Samantha tried to swallow. Had she said that?

“You’re talking about your future,” she cut in. “Sitting in a corner office in Midtown instead of riding in a rickshaw in Jakarta. Attending budget meetings in an air-conditioned boardroom instead of getting your fingers caked in mud laying the foundation of a new school.”

“You remember everything I told you,” Drew said in surprise.

“I’m a writer, I always remember details,” Samantha answered. “Beatrix and your father are important, but it’s your life.”
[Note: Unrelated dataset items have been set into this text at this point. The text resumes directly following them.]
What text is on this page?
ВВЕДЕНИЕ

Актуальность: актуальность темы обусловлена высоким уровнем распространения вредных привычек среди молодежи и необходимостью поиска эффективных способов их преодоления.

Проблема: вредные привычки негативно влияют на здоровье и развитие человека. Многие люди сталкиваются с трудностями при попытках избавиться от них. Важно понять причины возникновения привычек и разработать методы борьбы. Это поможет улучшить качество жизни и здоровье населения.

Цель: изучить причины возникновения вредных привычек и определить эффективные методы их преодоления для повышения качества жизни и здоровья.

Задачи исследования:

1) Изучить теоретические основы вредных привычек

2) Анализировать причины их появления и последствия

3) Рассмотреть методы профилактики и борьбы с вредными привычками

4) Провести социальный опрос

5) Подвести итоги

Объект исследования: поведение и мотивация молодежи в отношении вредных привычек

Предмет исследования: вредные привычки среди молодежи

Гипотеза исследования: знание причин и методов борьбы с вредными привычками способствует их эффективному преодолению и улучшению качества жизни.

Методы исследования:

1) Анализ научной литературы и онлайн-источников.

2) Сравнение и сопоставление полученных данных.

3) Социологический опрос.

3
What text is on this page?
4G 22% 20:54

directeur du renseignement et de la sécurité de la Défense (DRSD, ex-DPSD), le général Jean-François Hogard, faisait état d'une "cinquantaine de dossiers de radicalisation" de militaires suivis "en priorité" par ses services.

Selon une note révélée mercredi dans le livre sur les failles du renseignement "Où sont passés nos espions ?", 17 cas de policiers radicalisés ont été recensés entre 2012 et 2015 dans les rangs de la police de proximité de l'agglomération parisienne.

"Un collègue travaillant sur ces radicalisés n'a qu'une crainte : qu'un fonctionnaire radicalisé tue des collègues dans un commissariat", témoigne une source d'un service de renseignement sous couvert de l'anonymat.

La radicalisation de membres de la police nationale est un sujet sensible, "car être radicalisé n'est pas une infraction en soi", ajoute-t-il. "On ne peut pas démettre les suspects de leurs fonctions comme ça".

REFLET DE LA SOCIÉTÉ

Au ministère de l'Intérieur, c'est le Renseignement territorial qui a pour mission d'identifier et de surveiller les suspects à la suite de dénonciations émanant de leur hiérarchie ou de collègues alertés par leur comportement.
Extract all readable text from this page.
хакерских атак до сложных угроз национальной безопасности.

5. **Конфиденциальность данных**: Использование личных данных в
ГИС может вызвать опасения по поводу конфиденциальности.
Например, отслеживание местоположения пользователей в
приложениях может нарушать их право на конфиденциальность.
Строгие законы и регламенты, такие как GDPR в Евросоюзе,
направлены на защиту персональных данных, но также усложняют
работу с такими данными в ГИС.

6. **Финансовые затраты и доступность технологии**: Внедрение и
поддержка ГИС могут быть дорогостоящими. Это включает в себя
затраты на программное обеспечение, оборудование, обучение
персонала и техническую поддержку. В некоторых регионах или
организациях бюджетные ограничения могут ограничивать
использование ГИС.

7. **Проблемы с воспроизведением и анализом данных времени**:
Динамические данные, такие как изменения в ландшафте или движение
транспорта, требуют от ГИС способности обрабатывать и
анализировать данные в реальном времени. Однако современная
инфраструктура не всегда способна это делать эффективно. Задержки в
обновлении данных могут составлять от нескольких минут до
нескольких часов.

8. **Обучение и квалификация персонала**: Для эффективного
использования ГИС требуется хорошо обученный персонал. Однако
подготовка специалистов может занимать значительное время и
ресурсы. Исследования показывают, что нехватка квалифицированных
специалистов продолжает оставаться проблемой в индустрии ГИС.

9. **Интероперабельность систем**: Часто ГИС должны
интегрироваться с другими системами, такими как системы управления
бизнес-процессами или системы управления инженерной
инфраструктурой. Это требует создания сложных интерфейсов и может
Drew turned his attention to the window.

“I’ve always loved being up high, the feeling of almost floating,” he commented. “I don’t remember much about my mother. A child psychologist told my father I’d heal faster if he removed her photos from the apartment. But I remember her taking me to the Empire State Building. I was four, it was a few months before she left,” he said. “When we reached the observation deck, I ran up to the glass. I turned around and she was gone. It was so crowded, I started crying. A few minutes later she appeared. Her shoe had got caught in the pavement. She scooped me up and squeezed me tightly.”He paused. “She said that even when I’m grown-up and far away, she’ll be right next to me. Maybe not in person, but in her thoughts. That’s what being a mother is about.”

Drew smoothed the napkin in his lap.

“When I started traveling, I often dreamed of running into her. At an outdoor market in Bombay, or walking across a poppy field in Vietnam,” he finished. “I never did, of course. I’m not a kid in my twenties anymore. Perhaps thirty-year-olds don’t need mothers. It’s time to grow up.”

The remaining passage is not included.